All of these are matters with which Jennings has personal acquaintance. In his "particular chicken-scratched swatch of New Hampshire, postwar prosperity was a rumor." He "was born into a ramshackle husk of a house that had no indoor plumbing except for cold running water that froze in the pipes come winter -- and the occasional hot running rat." His family "lived in 'the other America,' busted, hurting, silent." His "was a family of mangy foxes, a sly, shifty, and shiftless lot, who, when faced with authority, licked its shiny boots. We had adulterers, drunks, and glue sniffers (ah, Testors!); wife beaters, husband beaters, and child abusers; pyros, nymphos, and card cheats; smugglers and folks who were always sticking their cold, bony hands where they didn't belong."

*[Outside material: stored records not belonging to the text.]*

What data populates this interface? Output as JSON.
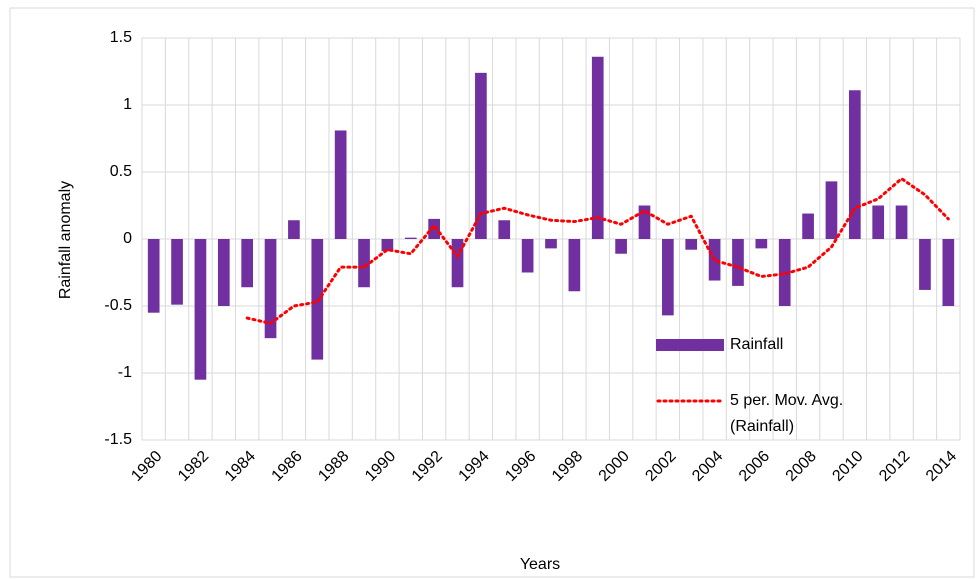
{
  "chart_data": {
    "type": "bar",
    "x_label": "Years",
    "y_label": "Rainfall anomaly",
    "categories": [
      "1980",
      null,
      "1982",
      null,
      "1984",
      null,
      "1986",
      null,
      "1988",
      null,
      "1990",
      null,
      "1992",
      null,
      "1994",
      null,
      "1996",
      null,
      "1998",
      null,
      "2000",
      null,
      "2002",
      null,
      "2004",
      null,
      "2006",
      null,
      "2008",
      null,
      "2010",
      null,
      "2012",
      null,
      "2014"
    ],
    "series": [
      {
        "name": "Rainfall",
        "type": "bar",
        "color": "#7030a0",
        "values": [
          -0.55,
          -0.49,
          -1.05,
          -0.5,
          -0.36,
          -0.74,
          0.14,
          -0.9,
          0.81,
          -0.36,
          -0.09,
          0.01,
          0.15,
          -0.36,
          1.24,
          0.14,
          -0.25,
          -0.07,
          -0.39,
          1.36,
          -0.11,
          0.25,
          -0.57,
          -0.08,
          -0.31,
          -0.35,
          -0.07,
          -0.5,
          0.19,
          0.43,
          1.11,
          0.25,
          0.25,
          -0.38,
          -0.5
        ]
      },
      {
        "name": "5 per. Mov. Avg. (Rainfall)",
        "type": "line",
        "color": "#ff0000",
        "values": [
          null,
          null,
          null,
          null,
          -0.59,
          -0.63,
          -0.5,
          -0.47,
          -0.21,
          -0.21,
          -0.08,
          -0.11,
          0.1,
          -0.13,
          0.19,
          0.23,
          0.18,
          0.14,
          0.13,
          0.16,
          0.11,
          0.21,
          0.11,
          0.17,
          -0.16,
          -0.21,
          -0.28,
          -0.26,
          -0.21,
          -0.06,
          0.23,
          0.3,
          0.45,
          0.33,
          0.15
        ]
      }
    ],
    "ylim": [
      -1.5,
      1.5
    ],
    "yticks": [
      -1.5,
      -1,
      -0.5,
      0,
      0.5,
      1,
      1.5
    ],
    "grid": true,
    "legend": "right"
  }
}
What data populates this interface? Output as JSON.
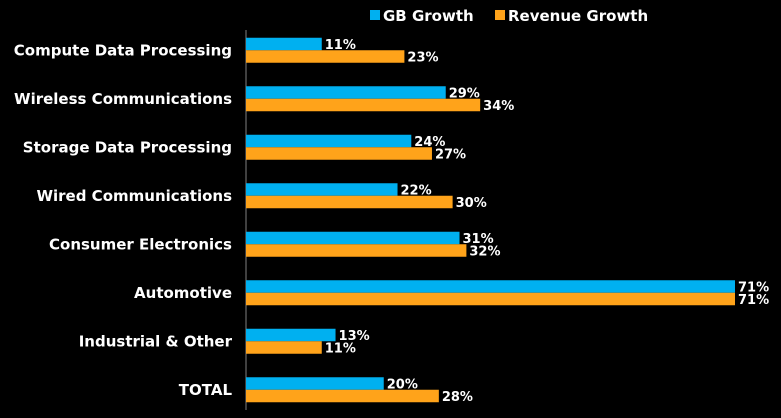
{
  "chart_data": {
    "type": "bar",
    "orientation": "horizontal",
    "title": "",
    "xlabel": "",
    "ylabel": "",
    "xlim": [
      0,
      71
    ],
    "grid": false,
    "legend_position": "top-right",
    "value_suffix": "%",
    "categories": [
      "Compute Data Processing",
      "Wireless Communications",
      "Storage Data Processing",
      "Wired Communications",
      "Consumer Electronics",
      "Automotive",
      "Industrial & Other",
      "TOTAL"
    ],
    "series": [
      {
        "name": "GB Growth",
        "color": "#00B0F0",
        "values": [
          11,
          29,
          24,
          22,
          31,
          71,
          13,
          20
        ]
      },
      {
        "name": "Revenue Growth",
        "color": "#FFA31A",
        "values": [
          23,
          34,
          27,
          30,
          32,
          71,
          11,
          28
        ]
      }
    ]
  }
}
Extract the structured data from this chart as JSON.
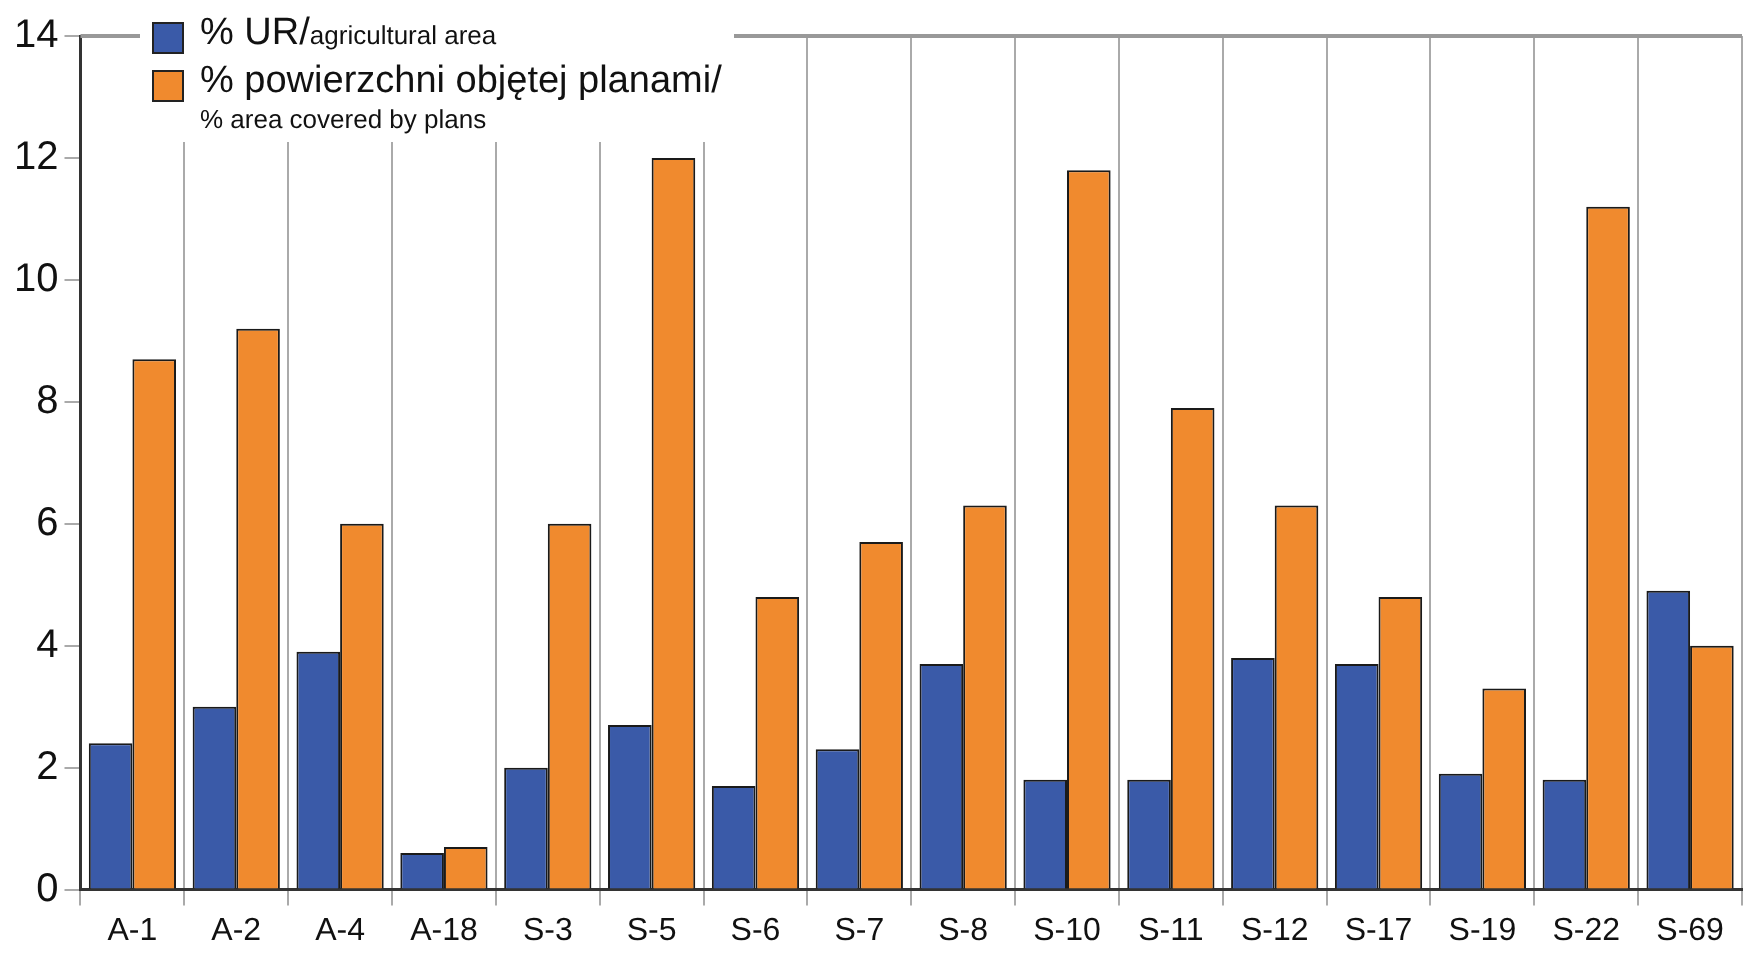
{
  "chart_data": {
    "type": "bar",
    "categories": [
      "A-1",
      "A-2",
      "A-4",
      "A-18",
      "S-3",
      "S-5",
      "S-6",
      "S-7",
      "S-8",
      "S-10",
      "S-11",
      "S-12",
      "S-17",
      "S-19",
      "S-22",
      "S-69"
    ],
    "series": [
      {
        "name": "% UR/agricultural area",
        "color": "#3a5aa8",
        "values": [
          2.4,
          3.0,
          3.9,
          0.6,
          2.0,
          2.7,
          1.7,
          2.3,
          3.7,
          1.8,
          1.8,
          3.8,
          3.7,
          1.9,
          1.8,
          4.9
        ]
      },
      {
        "name": "% powierzchni objętej planami/% area covered by plans",
        "color": "#f08a2e",
        "values": [
          8.7,
          9.2,
          6.0,
          0.7,
          6.0,
          12.0,
          4.8,
          5.7,
          6.3,
          11.8,
          7.9,
          6.3,
          4.8,
          3.3,
          11.2,
          4.0
        ]
      }
    ],
    "ylim": [
      0,
      14
    ],
    "yticks": [
      0,
      2,
      4,
      6,
      8,
      10,
      12,
      14
    ],
    "grid": "x",
    "legend": "top left"
  }
}
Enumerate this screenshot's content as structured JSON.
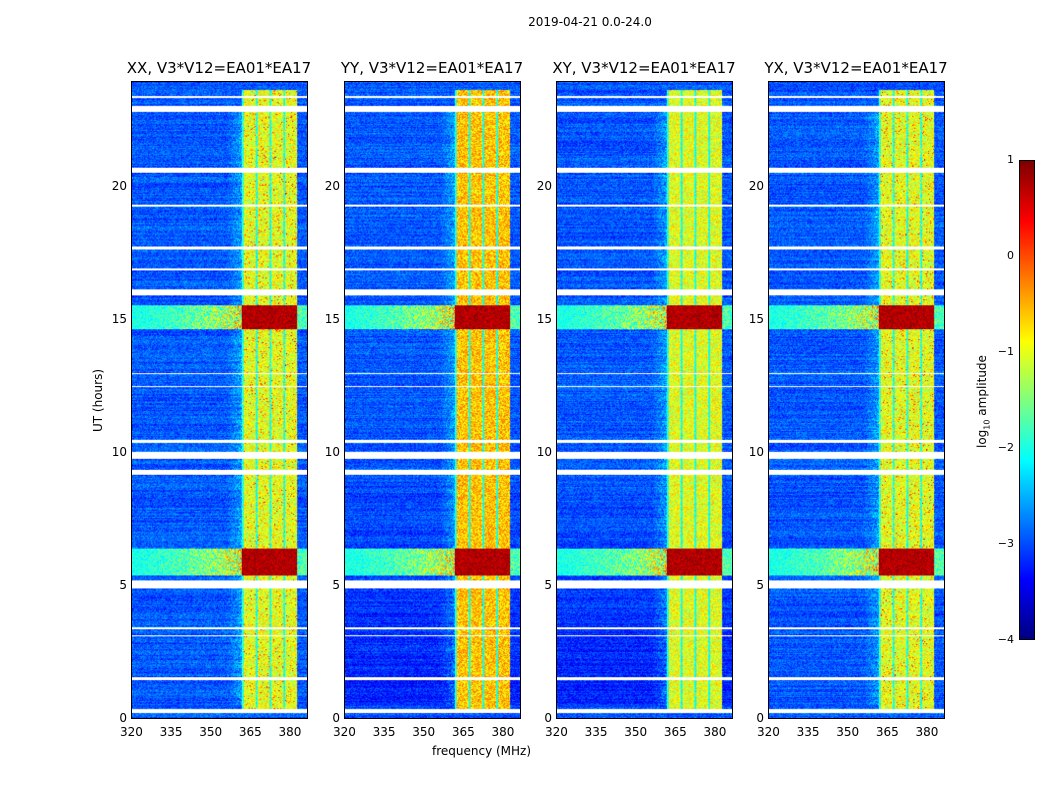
{
  "chart_data": {
    "type": "heatmap",
    "title": "2019-04-21 0.0-24.0",
    "xlabel": "frequency (MHz)",
    "ylabel": "UT (hours)",
    "xlim": [
      320,
      387
    ],
    "ylim": [
      0,
      24
    ],
    "xticks": [
      "320",
      "335",
      "350",
      "365",
      "380"
    ],
    "yticks": [
      "0",
      "5",
      "10",
      "15",
      "20"
    ],
    "colormap": "jet",
    "colorbar": {
      "label": "log10 amplitude",
      "label_main": "log",
      "label_sub": "10",
      "label_rest": " amplitude",
      "range": [
        -4,
        1
      ],
      "ticks": [
        "1",
        "0",
        "−1",
        "−2",
        "−3",
        "−4"
      ]
    },
    "panels": [
      {
        "title": "XX, V3*V12=EA01*EA17"
      },
      {
        "title": "YY, V3*V12=EA01*EA17"
      },
      {
        "title": "XY, V3*V12=EA01*EA17"
      },
      {
        "title": "YX, V3*V12=EA01*EA17"
      }
    ],
    "signal_band_mhz": [
      362,
      383
    ],
    "strong_rfi_hours": [
      [
        5.4,
        6.4
      ],
      [
        14.7,
        15.6
      ]
    ],
    "flagged_hours": [
      [
        0.2,
        0.35
      ],
      [
        1.45,
        1.55
      ],
      [
        3.1,
        3.15
      ],
      [
        3.35,
        3.45
      ],
      [
        4.9,
        5.2
      ],
      [
        9.2,
        9.4
      ],
      [
        9.8,
        10.05
      ],
      [
        10.4,
        10.5
      ],
      [
        12.5,
        12.55
      ],
      [
        13.0,
        13.05
      ],
      [
        15.95,
        16.2
      ],
      [
        16.9,
        17.0
      ],
      [
        17.7,
        17.8
      ],
      [
        19.3,
        19.4
      ],
      [
        20.6,
        20.8
      ],
      [
        22.9,
        23.1
      ],
      [
        23.4,
        23.5
      ]
    ]
  }
}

Incredibly, Jennings made it out of Kingston. He got himself to the University of New Hampshire, then into writing and journalism; he's published several novels and is an editor at the New York Times. The examples of his prose quoted herein make plain that he writes lucidly, but there are times -- too many of them, for my taste -- when he thumbs his nose at "the prissy conventions of grammar" and flexes his hardscrabble bona fides. One such passage, for example, is sandwiched between two perfectly conventional paragraphs. "Weren't nobody happy when Ma got pregnant with me in 1957," it begins, "what with her being barely seventeen and all and the father being my old man, who wasn't nobody's idea of a young go getter. Me? I can't complain -- I got borned, didn't I?" Et cetera. Obviously Jennings chose to go bumpkin as a way of emphasizing his deep and lasting intimacy with the music about which he writes, but for me it doesn't work. It sounds contrived and artificial. A North Carolina newspaper editor of many years past liked to call such prose "shucks and nubbins," and it seems as fake now as it did then, all the more so when the reader is fully aware that the writer is perfectly capable of using the king's English.
This is Jennings's choice and he's entitled to it, but I wish he'd resisted the temptation. Sing Me Back Home is, at its best, a very good book and a useful addition to the rather sparse literature of country music, but its lapses into mannered yokelisms diminish it considerably.